🔧

ETL Pipeline Setup for Sales Data

Jun 6, 2025

Summary

  • The meeting covered setting up an ETL pipeline using SSIS in Visual Studio to load sales and related data from various Excel and CSV files into a Microsoft SQL Server "my shop" database.
  • Step-by-step tasks included creating SSIS projects, configuring data sources and destinations, designing and executing data flows, and defining new tables in SQL Server.
  • Attendees ensured tables were properly structured and verified successful data loading.
  • Discussions included handling possible data conversion errors and structuring fields for optimal storage.

Action Items

  • (not specified – Team/Owner TBD): Review data conversion for any future data type issues encountered during ETL loads.
  • (not specified – Team/Owner TBD): Add primary and foreign keys to tables where required after initial data load.

Setting Up ETL Pipeline for Sales Data

  • SSIS in Microsoft Visual Studio was used to create a new project to handle the ETL process.
  • A data flow task was created with an Excel file as the source and SQL Server as the destination.
  • Database "my shop" on server "Acer" was selected as the target; tables in the database were initially empty.
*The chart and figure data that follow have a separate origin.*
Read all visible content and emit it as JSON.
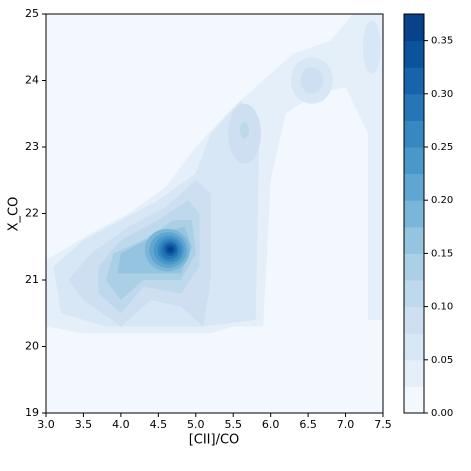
{
  "chart_data": {
    "type": "contourf",
    "xlabel": "[CII]/CO",
    "ylabel": "X_CO",
    "xlim": [
      3.0,
      7.5
    ],
    "ylim": [
      19,
      25
    ],
    "xticks": [
      {
        "value": 3.0,
        "label": "3.0"
      },
      {
        "value": 3.5,
        "label": "3.5"
      },
      {
        "value": 4.0,
        "label": "4.0"
      },
      {
        "value": 4.5,
        "label": "4.5"
      },
      {
        "value": 5.0,
        "label": "5.0"
      },
      {
        "value": 5.5,
        "label": "5.5"
      },
      {
        "value": 6.0,
        "label": "6.0"
      },
      {
        "value": 6.5,
        "label": "6.5"
      },
      {
        "value": 7.0,
        "label": "7.0"
      },
      {
        "value": 7.5,
        "label": "7.5"
      }
    ],
    "yticks": [
      19,
      20,
      21,
      22,
      23,
      24,
      25
    ],
    "levels": [
      0,
      0.025,
      0.05,
      0.075,
      0.1,
      0.125,
      0.15,
      0.175,
      0.2,
      0.225,
      0.25,
      0.275,
      0.3,
      0.325,
      0.35
    ],
    "colors": [
      "#f2f8fd",
      "#e4eff9",
      "#d8e7f5",
      "#cddff1",
      "#bed8ec",
      "#abd0e6",
      "#94c4df",
      "#7ab6d9",
      "#60a6d2",
      "#4a98c9",
      "#3787c0",
      "#2575b7",
      "#1764ab",
      "#0b539a",
      "#08428a"
    ],
    "colorbar_lim": [
      0,
      0.375
    ],
    "colorbar_ticks": [
      {
        "value": 0,
        "label": "0.00"
      },
      {
        "value": 0.05,
        "label": "0.05"
      },
      {
        "value": 0.1,
        "label": "0.10"
      },
      {
        "value": 0.15,
        "label": "0.15"
      },
      {
        "value": 0.2,
        "label": "0.20"
      },
      {
        "value": 0.25,
        "label": "0.25"
      },
      {
        "value": 0.3,
        "label": "0.30"
      },
      {
        "value": 0.35,
        "label": "0.35"
      }
    ],
    "regions": [
      {
        "level": 0.025,
        "x": [
          3.0,
          3.5,
          4.5,
          5.2,
          5.5,
          5.9,
          6.0,
          6.2,
          6.6,
          7.0,
          7.3,
          7.3,
          7.5,
          7.5,
          7.1,
          6.8,
          6.3,
          5.9,
          5.5,
          5.0,
          4.6,
          4.1,
          3.6,
          3.0
        ],
        "y": [
          20.3,
          20.2,
          20.2,
          20.2,
          20.3,
          20.3,
          22.5,
          23.5,
          23.8,
          23.9,
          23.2,
          20.4,
          20.4,
          25,
          25,
          24.6,
          24.4,
          24.0,
          23.6,
          23.0,
          22.4,
          22.0,
          21.7,
          21.3
        ]
      },
      {
        "level": 0.05,
        "x": [
          3.2,
          3.8,
          4.6,
          5.1,
          5.8,
          5.85,
          5.6,
          5.2,
          5.0,
          4.5,
          4.0,
          3.5,
          3.1
        ],
        "y": [
          20.5,
          20.3,
          20.3,
          20.3,
          20.4,
          23.3,
          23.7,
          23.2,
          22.6,
          22.2,
          21.9,
          21.6,
          21.2
        ]
      },
      {
        "level": 0.05,
        "cx": 6.55,
        "cy": 24.0,
        "rx": 0.28,
        "ry": 0.35
      },
      {
        "level": 0.05,
        "cx": 7.35,
        "cy": 24.5,
        "rx": 0.12,
        "ry": 0.4
      },
      {
        "level": 0.075,
        "x": [
          3.5,
          4.0,
          4.4,
          4.8,
          5.1,
          5.2,
          5.2,
          5.0,
          4.6,
          4.1,
          3.6,
          3.3
        ],
        "y": [
          20.7,
          20.3,
          20.7,
          20.6,
          20.3,
          21.0,
          22.3,
          22.5,
          22.1,
          21.8,
          21.4,
          21.0
        ]
      },
      {
        "level": 0.075,
        "cx": 5.65,
        "cy": 23.2,
        "rx": 0.22,
        "ry": 0.45
      },
      {
        "level": 0.075,
        "cx": 6.55,
        "cy": 24.0,
        "rx": 0.15,
        "ry": 0.2
      },
      {
        "level": 0.1,
        "x": [
          3.7,
          4.0,
          4.3,
          4.8,
          5.05,
          5.05,
          4.9,
          4.5,
          4.0,
          3.7
        ],
        "y": [
          20.8,
          20.5,
          20.9,
          20.8,
          21.2,
          22.0,
          22.2,
          21.9,
          21.6,
          21.2
        ]
      },
      {
        "level": 0.1,
        "cx": 5.65,
        "cy": 23.25,
        "rx": 0.06,
        "ry": 0.12
      },
      {
        "level": 0.125,
        "x": [
          3.8,
          4.0,
          4.3,
          4.8,
          5.0,
          4.95,
          4.7,
          4.3,
          3.9
        ],
        "y": [
          21.0,
          20.7,
          21.0,
          21.0,
          21.4,
          21.9,
          21.9,
          21.6,
          21.4
        ]
      },
      {
        "level": 0.15,
        "x": [
          3.95,
          4.3,
          4.8,
          4.95,
          4.85,
          4.5,
          4.0
        ],
        "y": [
          21.1,
          21.1,
          21.1,
          21.5,
          21.8,
          21.7,
          21.4
        ]
      },
      {
        "level": 0.175,
        "cx": 4.62,
        "cy": 21.45,
        "rx": 0.3,
        "ry": 0.32
      },
      {
        "level": 0.2,
        "cx": 4.63,
        "cy": 21.45,
        "rx": 0.25,
        "ry": 0.27
      },
      {
        "level": 0.225,
        "cx": 4.64,
        "cy": 21.45,
        "rx": 0.2,
        "ry": 0.22
      },
      {
        "level": 0.25,
        "cx": 4.65,
        "cy": 21.45,
        "rx": 0.16,
        "ry": 0.18
      },
      {
        "level": 0.275,
        "cx": 4.65,
        "cy": 21.45,
        "rx": 0.12,
        "ry": 0.14
      },
      {
        "level": 0.3,
        "cx": 4.66,
        "cy": 21.46,
        "rx": 0.09,
        "ry": 0.1
      },
      {
        "level": 0.325,
        "cx": 4.66,
        "cy": 21.46,
        "rx": 0.06,
        "ry": 0.07
      },
      {
        "level": 0.35,
        "cx": 4.66,
        "cy": 21.46,
        "rx": 0.035,
        "ry": 0.04
      }
    ]
  }
}
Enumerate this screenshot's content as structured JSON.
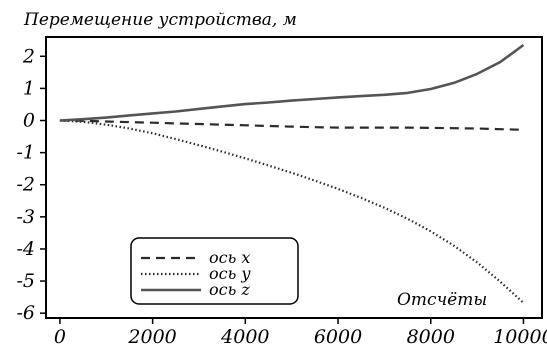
{
  "chart_data": {
    "type": "line",
    "title": "Перемещение устройства, м",
    "xlabel": "Отсчёты",
    "ylabel": "",
    "xlim": [
      -300,
      10400
    ],
    "ylim": [
      -6.15,
      2.6
    ],
    "xticks": [
      0,
      2000,
      4000,
      6000,
      8000,
      10000
    ],
    "yticks": [
      2,
      1,
      0,
      -1,
      -2,
      -3,
      -4,
      -5,
      -6
    ],
    "xtick_labels": [
      "0",
      "2000",
      "4000",
      "6000",
      "8000",
      "10000"
    ],
    "ytick_labels": [
      "2",
      "1",
      "0",
      "-1",
      "-2",
      "-3",
      "-4",
      "-5",
      "-6"
    ],
    "grid": false,
    "legend_position": "bottom-left",
    "series": [
      {
        "name": "ось x",
        "style": "dashed",
        "color": "#2a2a2a",
        "x": [
          0,
          500,
          1000,
          1500,
          2000,
          2500,
          3000,
          3500,
          4000,
          4500,
          5000,
          5500,
          6000,
          6500,
          7000,
          7500,
          8000,
          8500,
          9000,
          9500,
          10000
        ],
        "y": [
          0,
          -0.01,
          -0.03,
          -0.05,
          -0.07,
          -0.09,
          -0.11,
          -0.13,
          -0.15,
          -0.17,
          -0.19,
          -0.21,
          -0.22,
          -0.22,
          -0.22,
          -0.22,
          -0.23,
          -0.24,
          -0.25,
          -0.27,
          -0.29
        ]
      },
      {
        "name": "ось y",
        "style": "dotted",
        "color": "#2a2a2a",
        "x": [
          0,
          500,
          1000,
          1500,
          2000,
          2500,
          3000,
          3500,
          4000,
          4500,
          5000,
          5500,
          6000,
          6500,
          7000,
          7500,
          8000,
          8500,
          9000,
          9500,
          10000
        ],
        "y": [
          0,
          -0.04,
          -0.13,
          -0.25,
          -0.4,
          -0.58,
          -0.77,
          -0.97,
          -1.18,
          -1.4,
          -1.63,
          -1.87,
          -2.13,
          -2.41,
          -2.72,
          -3.06,
          -3.45,
          -3.9,
          -4.42,
          -5.02,
          -5.68
        ]
      },
      {
        "name": "ось z",
        "style": "solid",
        "color": "#555555",
        "x": [
          0,
          500,
          1000,
          1500,
          2000,
          2500,
          3000,
          3500,
          4000,
          4500,
          5000,
          5500,
          6000,
          6500,
          7000,
          7500,
          8000,
          8500,
          9000,
          9500,
          10000
        ],
        "y": [
          0,
          0.04,
          0.09,
          0.16,
          0.22,
          0.28,
          0.36,
          0.44,
          0.51,
          0.56,
          0.62,
          0.67,
          0.72,
          0.76,
          0.8,
          0.86,
          0.98,
          1.17,
          1.45,
          1.82,
          2.35
        ]
      }
    ]
  }
}
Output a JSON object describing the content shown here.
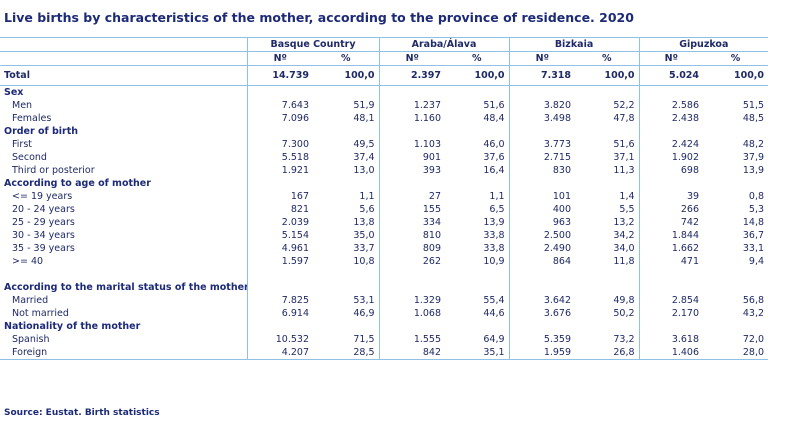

Creating and Configuring Tables

  • A new table "sales" was created with columns mapped from the spreadsheet, assigning appropriate data types (integers for IDs and keys, varchar for names, float for cost/price, etc.).
  • Adjustments were made to field sizes for efficiency (e.g., setting integer types where feasible, reducing varchar lengths).
  • Primary key designated on "transaction ID"; other potential constraints mentioned but not fully implemented in meeting.

Data Loading Execution and Validation

  • Data flow was executed successfully with no errors; SSIS process confirmed as complete.
  • Verification performed by checking the existence and structure of the new "sales" table in SQL Server.

Loading Additional Tables (Category, Customer, Marketing Expenses)

  • Additional ETL tasks were created for other Excel files: "category" and "customer", each with their own new table definitions in SQL Server.
  • A CSV file ("marketing expenses") was also loaded, using a flat file connection in SSIS and mapped to a new table.
  • All destination tables were validated in SQL Server upon completion.

Potential Issues and Error Handling

  • Mentioned the potential for data type mismatches and need for data conversion, though detailed error resolution steps were not shown as the demonstration was educational.
  • Advised that foreign and primary keys could be added to tables after initial data loading.

Decisions

  • Loaded sales, category, customer, and marketing expenses data from Excel/CSV into "my shop" SQL Server database — Rationale: To enable structured storage and access for business analytics.

Open Questions / Follow-Ups

  • Should any data type conversion errors arise in the future, develop a standard resolution process.
  • Confirmation needed on data integrity and if all foreign/primary keys should be enforced post-load.
  • Assign clear owners for ongoing data management and key constraint tasks.